Tanzania menandatangani kontrak kereta api Sh215 miliar dengan perusahaan Turki
Business

Tanzania menandatangani kontrak kereta api Sh215 miliar dengan perusahaan Turki

Presiden Samia Suluhu Hassan. [Courtesy]

Tanzania kemarin menandatangani kontrak dengan perusahaan Turki Yapi Merkezi untuk membangun jalur kereta api standar sepanjang 368 kilometer (km) yang diperkirakan menelan biaya $1,9 miliar (sekitar Sh214,7 miliar) dan akan didanai oleh pinjaman.

Ini adalah bagian dari jalur 1.219 km yang sedang dibangun Tanzania untuk membantu meningkatkan perdagangan dengan negara-negara tetangga dan Yapi Merkezi sudah membangun dua bagian lain yang hampir selesai.

Bagian yang diumumkan kemarin akan menghubungkan Makutopora dengan Tabora, dua kota di wilayah tengah negara itu, Masanja Kadogosa, Direktur Jenderal Tanzania Railway Corporation (TRC), mengatakan dalam upacara yang disiarkan televisi.

Jalur penuh akan menghubungkan pelabuhan Samudera Hindia Tanzania dan ibukota komersial Dar es Salaam dengan Mwanza, sebuah kota pelabuhan di tepi Danau Victoria yang melintasi perbatasan Tanzania, Uganda dan Kenya.

Presiden Samia Suluhu Hassan mengatakan pada upacara itu bahwa Tanzania akan meminjam untuk membiayai proyek tersebut.

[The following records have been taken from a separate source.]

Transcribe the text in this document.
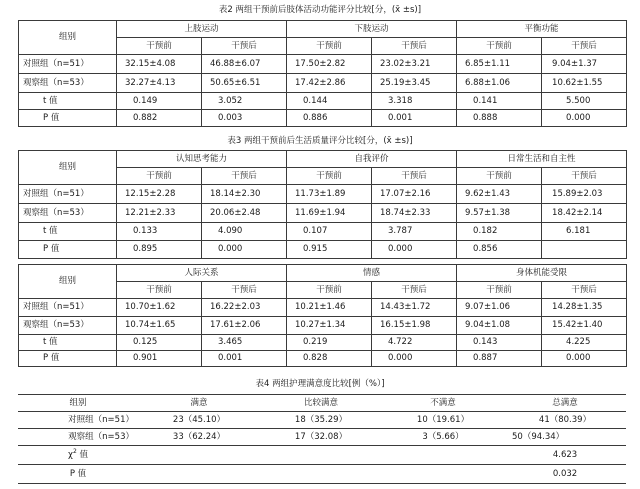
表2 两组干预前后肢体活动功能评分比较[分，(x̄ ±s)]
组别	上肢运动		下肢运动		平衡功能	
	干预前	干预后	干预前	干预后	干预前	干预后
对照组（n=51）	32.15±4.08	46.88±6.07	17.50±2.82	23.02±3.21	6.85±1.11	9.04±1.37
观察组（n=53）	32.27±4.13	50.65±6.51	17.42±2.86	25.19±3.45	6.88±1.06	10.62±1.55
t 值	0.149	3.052	0.144	3.318	0.141	5.500
P 值	0.882	0.003	0.886	0.001	0.888	0.000
表3 两组干预前后生活质量评分比较[分，(x̄ ±s)]
组别	认知思考能力		自我评价		日常生活和自主性	
	干预前	干预后	干预前	干预后	干预前	干预后
对照组（n=51）	12.15±2.28	18.14±2.30	11.73±1.89	17.07±2.16	9.62±1.43	15.89±2.03
观察组（n=53）	12.21±2.33	20.06±2.48	11.69±1.94	18.74±2.33	9.57±1.38	18.42±2.14
t 值	0.133	4.090	0.107	3.787	0.182	6.181
P 值	0.895	0.000	0.915	0.000	0.856	
组别	人际关系		情感		身体机能受限	
	干预前	干预后	干预前	干预后	干预前	干预后
对照组（n=51）	10.70±1.62	16.22±2.03	10.21±1.46	14.43±1.72	9.07±1.06	14.28±1.35
观察组（n=53）	10.74±1.65	17.61±2.06	10.27±1.34	16.15±1.98	9.04±1.08	15.42±1.40
t 值	0.125	3.465	0.219	4.722	0.143	4.225
P 值	0.901	0.001	0.828	0.000	0.887	0.000
表4 两组护理满意度比较[例（%）]
组别	满意	比较满意	不满意	总满意
对照组（n=51）	23（45.10）	18（35.29）	10（19.61）	41（80.39）
观察组（n=53）	33（62.24）	17（32.08）	3（5.66）	50（94.34）
$\chi^2$ 值				4.623
P 值				0.032
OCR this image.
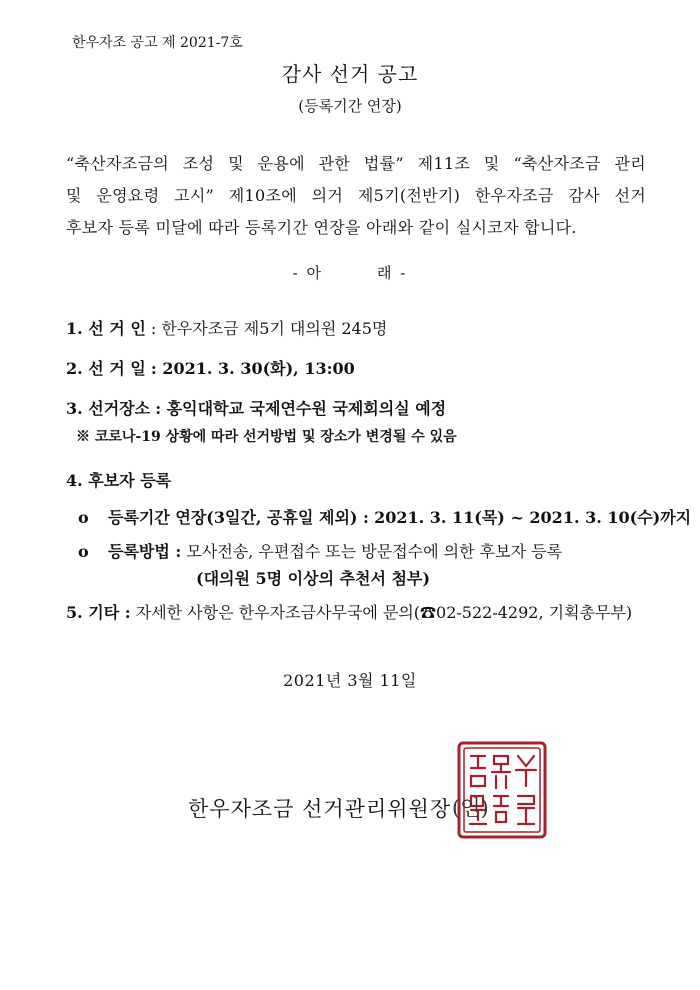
한우자조 공고 제 2021-7호
감사 선거 공고
(등록기간 연장)
“축산자조금의 조성 및 운용에 관한 법률” 제11조 및 “축산자조금 관리
및 운영요령 고시” 제10조에 의거 제5기(전반기) 한우자조금 감사 선거
후보자 등록 미달에 따라 등록기간 연장을 아래와 같이 실시코자 합니다.
- 아	래 -
1. 선 거 인 : 한우자조금 제5기 대의원 245명
2. 선 거 일 : 2021. 3. 30(화), 13:00
3. 선거장소 : 홍익대학교 국제연수원 국제회의실 예정
※ 코로나-19 상황에 따라 선거방법 및 장소가 변경될 수 있음
4. 후보자 등록
o 등록기간 연장(3일간, 공휴일 제외) : 2021. 3. 11(목) ~ 2021. 3. 10(수)까지
o 등록방법 : 모사전송, 우편접수 또는 방문접수에 의한 후보자 등록
(대의원 5명 이상의 추천서 첨부)
5. 기타 : 자세한 사항은 한우자조금사무국에 문의(☎02-522-4292, 기획총무부)
2021년 3월 11일
한우자조금 선거관리위원장 (인)
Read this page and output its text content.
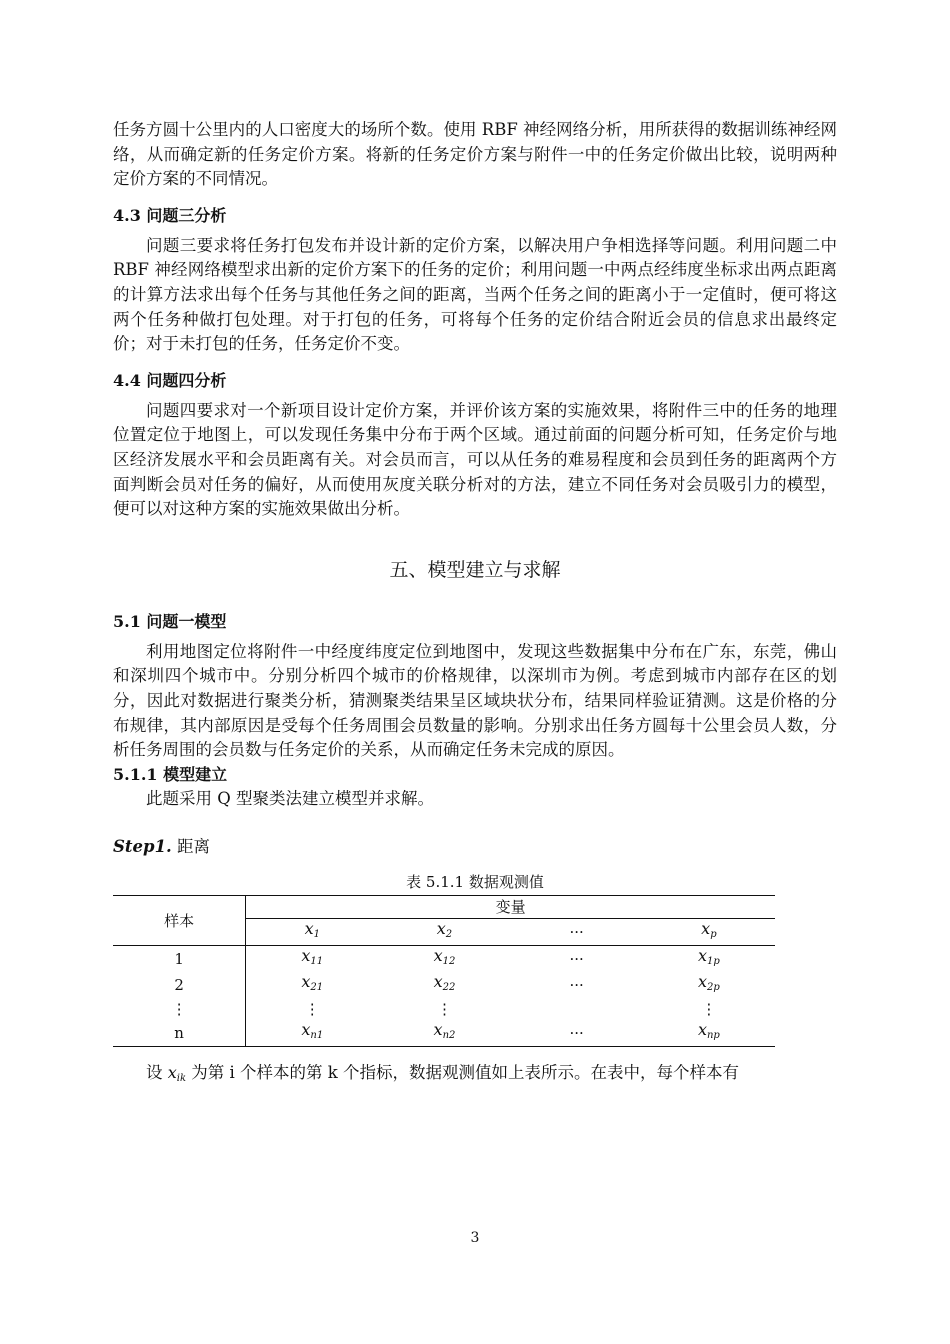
任务方圆十公里内的人口密度大的场所个数。使用 RBF 神经网络分析，用所获得的数据训练神经网络，从而确定新的任务定价方案。将新的任务定价方案与附件一中的任务定价做出比较，说明两种定价方案的不同情况。

4.3 问题三分析

问题三要求将任务打包发布并设计新的定价方案，以解决用户争相选择等问题。利用问题二中 RBF 神经网络模型求出新的定价方案下的任务的定价；利用问题一中两点经纬度坐标求出两点距离的计算方法求出每个任务与其他任务之间的距离，当两个任务之间的距离小于一定值时，便可将这两个任务种做打包处理。对于打包的任务，可将每个任务的定价结合附近会员的信息求出最终定价；对于未打包的任务，任务定价不变。

4.4 问题四分析

问题四要求对一个新项目设计定价方案，并评价该方案的实施效果，将附件三中的任务的地理位置定位于地图上，可以发现任务集中分布于两个区域。通过前面的问题分析可知，任务定价与地区经济发展水平和会员距离有关。对会员而言，可以从任务的难易程度和会员到任务的距离两个方面判断会员对任务的偏好，从而使用灰度关联分析对的方法，建立不同任务对会员吸引力的模型，便可以对这种方案的实施效果做出分析。

五、模型建立与求解
5.1 问题一模型

利用地图定位将附件一中经度纬度定位到地图中，发现这些数据集中分布在广东，东莞，佛山和深圳四个城市中。分别分析四个城市的价格规律，以深圳市为例。考虑到城市内部存在区的划分，因此对数据进行聚类分析，猜测聚类结果呈区域块状分布，结果同样验证猜测。这是价格的分布规律，其内部原因是受每个任务周围会员数量的影响。分别求出任务方圆每十公里会员人数，分析任务周围的会员数与任务定价的关系，从而确定任务未完成的原因。

5.1.1 模型建立

此题采用 Q 型聚类法建立模型并求解。

Step1. 距离
表 5.1.1 数据观测值
样本	变量			
	$x_1$	$x_2$	···	$x_p$
1	$x_{11}$	$x_{12}$	···	$x_{1p}$
2	$x_{21}$	$x_{22}$	···	$x_{2p}$
⋮	⋮	⋮		⋮
n	$x_{n1}$	$x_{n2}$	···	$x_{np}$

设 $x_{ik}$ 为第 i 个样本的第 k 个指标，数据观测值如上表所示。在表中，每个样本有

3
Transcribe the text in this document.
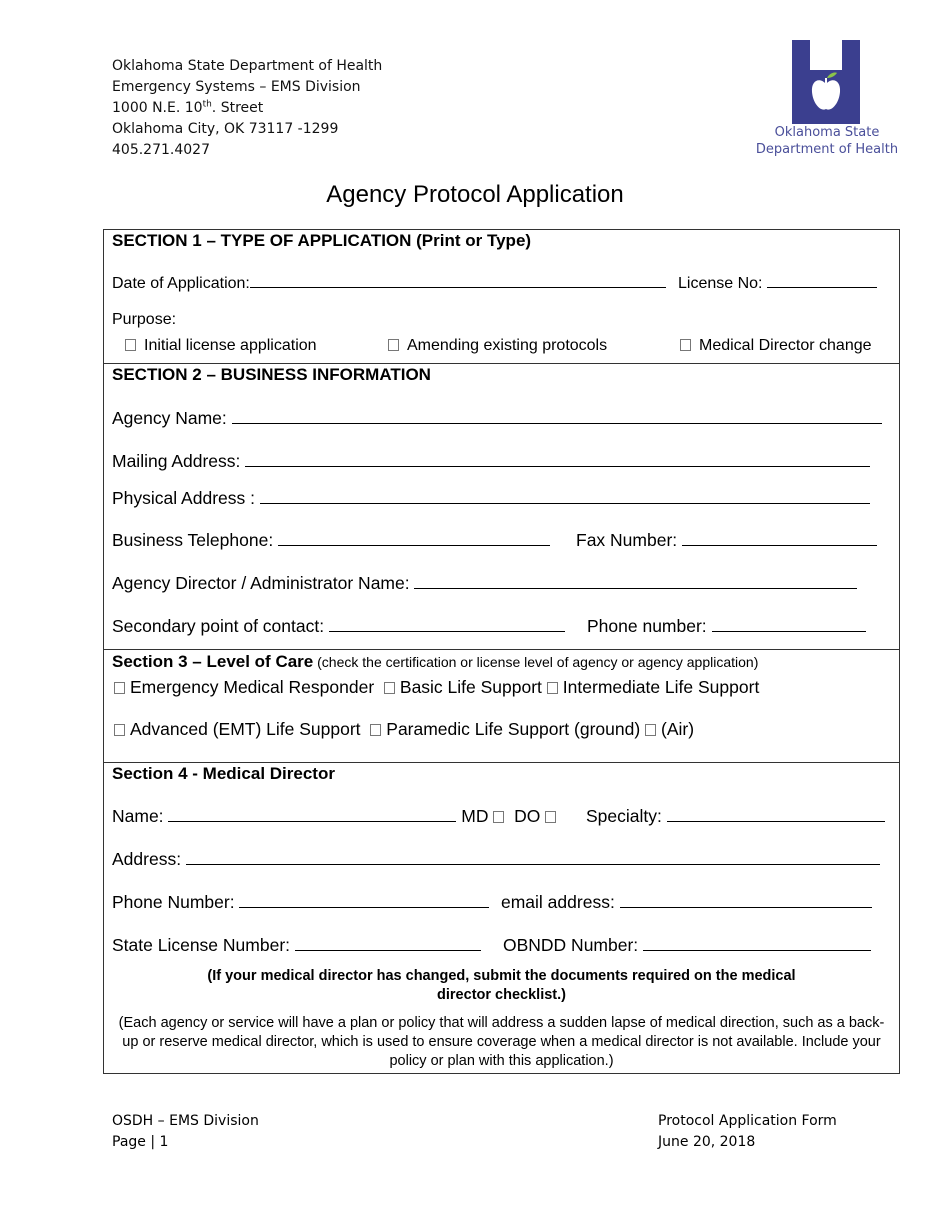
Oklahoma State Department of Health
Emergency Systems – EMS Division
1000 N.E. 10th. Street
Oklahoma City, OK 73117 -1299
405.271.4027
Oklahoma State
Department of Health
Agency Protocol Application
SECTION 1 – TYPE OF APPLICATION (Print or Type)
Date of Application:	License No:
Purpose:
Initial license application	Amending existing protocols	Medical Director change
SECTION 2 – BUSINESS INFORMATION
Agency Name:
Mailing Address:
Physical Address :
Business Telephone:	Fax Number:
Agency Director / Administrator Name:
Secondary point of contact:	Phone number:
Section 3 – Level of Care (check the certification or license level of agency or agency application)
Emergency Medical Responder Basic Life Support Intermediate Life Support
Advanced (EMT) Life Support Paramedic Life Support (ground) (Air)
Section 4 - Medical Director
Name:	MD DO	Specialty:
Address:
Phone Number:	email address:
State License Number:	OBNDD Number:
(If your medical director has changed, submit the documents required on the medical director checklist.)
(Each agency or service will have a plan or policy that will address a sudden lapse of medical direction, such as a back-up or reserve medical director, which is used to ensure coverage when a medical director is not available. Include your policy or plan with this application.)
OSDH – EMS Division
Page | 1
Protocol Application Form
June 20, 2018
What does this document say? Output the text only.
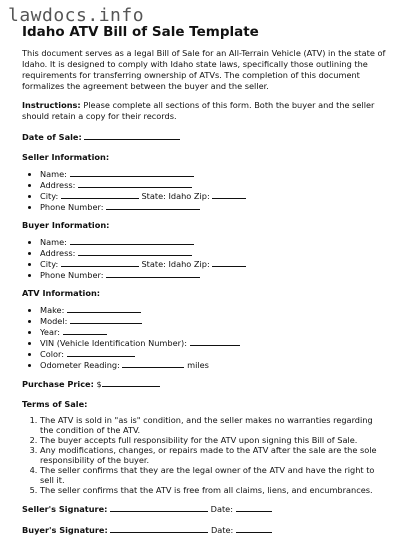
lawdocs.info
Idaho ATV Bill of Sale Template

This document serves as a legal Bill of Sale for an All-Terrain Vehicle (ATV) in the state of Idaho. It is designed to comply with Idaho state laws, specifically those outlining the requirements for transferring ownership of ATVs. The completion of this document formalizes the agreement between the buyer and the seller.

Instructions: Please complete all sections of this form. Both the buyer and the seller should retain a copy for their records.

Date of Sale:
Seller Information:
• Name:
• Address:
• City:	State: Idaho Zip:
• Phone Number:
Buyer Information:
• Name:
• Address:
• City:	State: Idaho Zip:
• Phone Number:
ATV Information:
• Make:
• Model:
• Year:
• VIN (Vehicle Identification Number):
• Color:
• Odometer Reading:	miles
Purchase Price: $
Terms of Sale:
1. The ATV is sold in "as is" condition, and the seller makes no warranties regarding the condition of the ATV.
2. The buyer accepts full responsibility for the ATV upon signing this Bill of Sale.
3. Any modifications, changes, or repairs made to the ATV after the sale are the sole responsibility of the buyer.
4. The seller confirms that they are the legal owner of the ATV and have the right to sell it.
5. The seller confirms that the ATV is free from all claims, liens, and encumbrances.
Seller's Signature:	Date:
Buyer's Signature:	Date:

“Kami akan menemukan fasilitas pinjaman yang ramah dan cara terbaik untuk mendapatkan pinjaman. Kami tidak akan mendapatkan uang ini dari retribusi atau pajak domestik,” katanya, seraya menambahkan bahwa mereka memprioritaskan proyek karena menghubungkan Tanzania dengan tetangga regionalnya.

Negara Afrika timur itu saat ini sedang melaksanakan proyek infrastruktur besar untuk mendukung rencana industrialisasinya termasuk bendungan pembangkit listrik tenaga air yang kontroversial 2.115 megawatt yang sedang dibangun di situs warisan dunia Organisasi Pendidikan, Ilmu Pengetahuan dan Kebudayaan (UNesco).

Beberapa mega proyek tersebut dimulai oleh mendiang John Magufuli.